The history of international cyber conflict is remarkably long and storied. The timeline of major cyber threat events stretches back nearly four decades, but it is really only the last decade that has seen the widespread proliferation of national cyber forces. As of 2007, only 10 countries had operational cyber commands, three of which were members of the NATO alliance. Just eight years later, that figure jumped to 61 nations, a full two-thirds of which were outside of the NATO alliance. Clearly, national governments have become more willing to see cybersecurity as a key responsibility. States are also cooperating and sharing the burden of securing cyberspace.

Against the backdrop of cyber partnerships aimed at improving the common health of the digital domain, some countries are collaborating to build better offensive capabilities. A highly visible recent example of this — Russia’s initiative to furnish Iran with new digital surveillance and intrusion capabilities  — has generated substantial concern among Western commentators. Some see the transfer of cyber arms as another instance of Russia’s wartime troubles leading to the sophistication of partners that it relies on for battlefield matériel — countries like China, Iran, and North Korea.

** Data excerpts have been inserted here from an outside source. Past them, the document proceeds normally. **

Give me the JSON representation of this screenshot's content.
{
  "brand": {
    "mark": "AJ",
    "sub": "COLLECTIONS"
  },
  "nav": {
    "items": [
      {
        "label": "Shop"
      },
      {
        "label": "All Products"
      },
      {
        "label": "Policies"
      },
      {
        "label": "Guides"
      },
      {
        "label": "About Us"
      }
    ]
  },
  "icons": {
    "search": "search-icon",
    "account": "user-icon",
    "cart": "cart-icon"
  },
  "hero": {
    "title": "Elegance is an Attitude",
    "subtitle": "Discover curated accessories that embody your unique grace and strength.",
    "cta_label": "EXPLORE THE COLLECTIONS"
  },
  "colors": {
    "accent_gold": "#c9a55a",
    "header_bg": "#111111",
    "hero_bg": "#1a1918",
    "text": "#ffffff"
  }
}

On the surface, these concerns seem well-founded. The spread of Russian arms and munitions in decades past has fueled the potential for conflict in hotspots around the world. The spread of Russian cyber tools might surely do the same. But this view misses key facts about what constitutes robust offensive cyber operational capabilities. In many ways, exploits and tools are the least important elements of a competent offensive posture online. Talent, infrastructure, operational know-how, and organizational support make the difference between irritating threat actors and truly dangerous ones. Not only is Moscow not offering these elements up — yet — but Putin’s government also has clear strategic reasons to limit its cyber cooperation.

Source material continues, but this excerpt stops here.